A video from a second Russian drone captured the moment of impact as a Lancet zoomed in to strike the Su-25, which was sitting in the open at Dolgintsevo in broad daylight.
The Kryvyi Rih air base is 45 miles from the front line in southern Ukraine. That means the Lancet in the strike was a new, farther-flying Product 53 drone with a 45-mile range, rather than an older Product 51 with a 25-mile range.
It should be evident by now that the Product 53 is a serious threat to Ukrainian air force regiments at airfields within 45 miles of the front line. It also should be evident that whatever air-defenses the air force has staged at its most forward bases are inadequate.
Not only are the 25-pound Lancets getting through, the surveillance drones that monitor their strikes also are operating with impunity.

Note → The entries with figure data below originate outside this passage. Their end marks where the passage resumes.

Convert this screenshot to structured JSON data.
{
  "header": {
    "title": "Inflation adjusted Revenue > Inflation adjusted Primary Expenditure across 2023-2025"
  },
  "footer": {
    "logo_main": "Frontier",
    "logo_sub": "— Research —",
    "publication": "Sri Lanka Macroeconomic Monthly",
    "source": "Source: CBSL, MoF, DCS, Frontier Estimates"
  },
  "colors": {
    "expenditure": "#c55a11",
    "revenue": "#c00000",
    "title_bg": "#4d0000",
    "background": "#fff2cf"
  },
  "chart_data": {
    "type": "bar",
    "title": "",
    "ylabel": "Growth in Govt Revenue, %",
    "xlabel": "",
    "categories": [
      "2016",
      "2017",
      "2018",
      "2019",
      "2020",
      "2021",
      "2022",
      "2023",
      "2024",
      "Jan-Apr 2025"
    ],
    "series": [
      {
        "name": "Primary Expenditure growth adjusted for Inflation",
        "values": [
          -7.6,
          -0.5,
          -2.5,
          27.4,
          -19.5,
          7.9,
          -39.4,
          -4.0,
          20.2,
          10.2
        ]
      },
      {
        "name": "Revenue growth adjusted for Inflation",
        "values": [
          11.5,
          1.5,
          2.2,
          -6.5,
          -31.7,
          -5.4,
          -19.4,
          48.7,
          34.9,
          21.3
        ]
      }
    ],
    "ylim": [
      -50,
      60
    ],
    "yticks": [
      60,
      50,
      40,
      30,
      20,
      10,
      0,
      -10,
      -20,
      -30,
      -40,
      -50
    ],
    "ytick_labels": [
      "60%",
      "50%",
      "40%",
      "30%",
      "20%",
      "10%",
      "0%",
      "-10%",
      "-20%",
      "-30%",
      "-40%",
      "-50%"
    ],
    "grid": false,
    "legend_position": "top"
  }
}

There still is time and opportunity for the Ukrainian air force to adapt. Losing one MiG and one Sukhoi isn’t calamitous: Ukraine’s foreign allies have pledged enough replacement MiG-29s and Su-25s to make good combat losses, including recent losses to drones.

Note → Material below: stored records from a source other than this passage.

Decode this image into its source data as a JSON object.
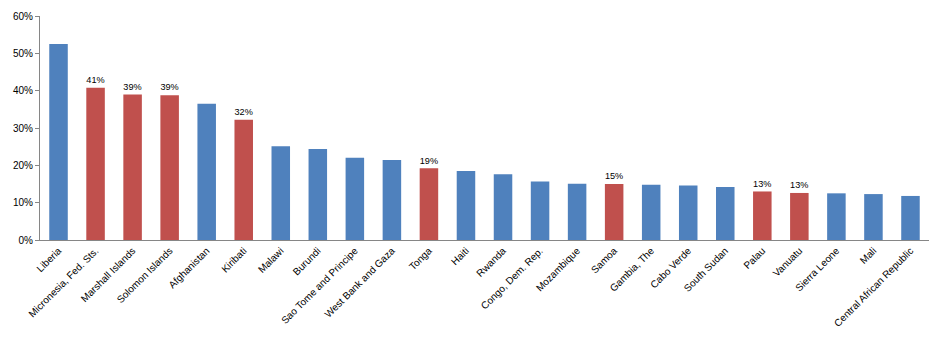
{
  "chart_data": {
    "type": "bar",
    "categories": [
      "Liberia",
      "Micronesia, Fed. Sts.",
      "Marshall Islands",
      "Solomon Islands",
      "Afghanistan",
      "Kiribati",
      "Malawi",
      "Burundi",
      "Sao Tome and Principe",
      "West Bank and Gaza",
      "Tonga",
      "Haiti",
      "Rwanda",
      "Congo, Dem. Rep.",
      "Mozambique",
      "Samoa",
      "Gambia, The",
      "Cabo Verde",
      "South Sudan",
      "Palau",
      "Vanuatu",
      "Sierra Leone",
      "Mali",
      "Central African Republic"
    ],
    "values": [
      52.5,
      40.8,
      39.0,
      38.8,
      36.5,
      32.2,
      25.1,
      24.4,
      22.0,
      21.4,
      19.2,
      18.5,
      17.6,
      15.7,
      15.1,
      15.0,
      14.8,
      14.6,
      14.2,
      13.0,
      12.6,
      12.5,
      12.3,
      11.8
    ],
    "value_labels": [
      null,
      "41%",
      "39%",
      "39%",
      null,
      "32%",
      null,
      null,
      null,
      null,
      "19%",
      null,
      null,
      null,
      null,
      "15%",
      null,
      null,
      null,
      "13%",
      "13%",
      null,
      null,
      null
    ],
    "colors": [
      "#4F81BD",
      "#C0504D",
      "#C0504D",
      "#C0504D",
      "#4F81BD",
      "#C0504D",
      "#4F81BD",
      "#4F81BD",
      "#4F81BD",
      "#4F81BD",
      "#C0504D",
      "#4F81BD",
      "#4F81BD",
      "#4F81BD",
      "#4F81BD",
      "#C0504D",
      "#4F81BD",
      "#4F81BD",
      "#4F81BD",
      "#C0504D",
      "#C0504D",
      "#4F81BD",
      "#4F81BD",
      "#4F81BD"
    ],
    "ylim": [
      0,
      60
    ],
    "yticks": [
      {
        "value": 0,
        "label": "0%"
      },
      {
        "value": 10,
        "label": "10%"
      },
      {
        "value": 20,
        "label": "20%"
      },
      {
        "value": 30,
        "label": "30%"
      },
      {
        "value": 40,
        "label": "40%"
      },
      {
        "value": 50,
        "label": "50%"
      },
      {
        "value": 60,
        "label": "60%"
      }
    ],
    "grid": false,
    "data_labels": true
  }
}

And recall that Kyiv’s air arm is adept at dispersing its roughly 100 front-line jets in order to evade Russian bombardment: that’s how the flying regiments have survived these 21 months since Russia widened its war on Ukraine.
But air force commanders clearly have optimized their dispersal methods to mitigate the threat from long-range missiles, which Ukrainian or NATO intelligence can detect several minutes before impact. A small drone winging in on a one-way sortie from just 45 miles away might not give much, or any, advance notice.
The Ukrainians must hide their warplanes while they’re idle—the whole time they’re idle. They must also boost the short-range air-defenses over their most forward bases.
There are no lulls, no breaks, no mornings or afternoons where Russian munitions aren’t a threat to Ukraine’s warplanes. If the Ukrainians don’t internalize this new truth, they might continue to lose precious jets to disposable drones.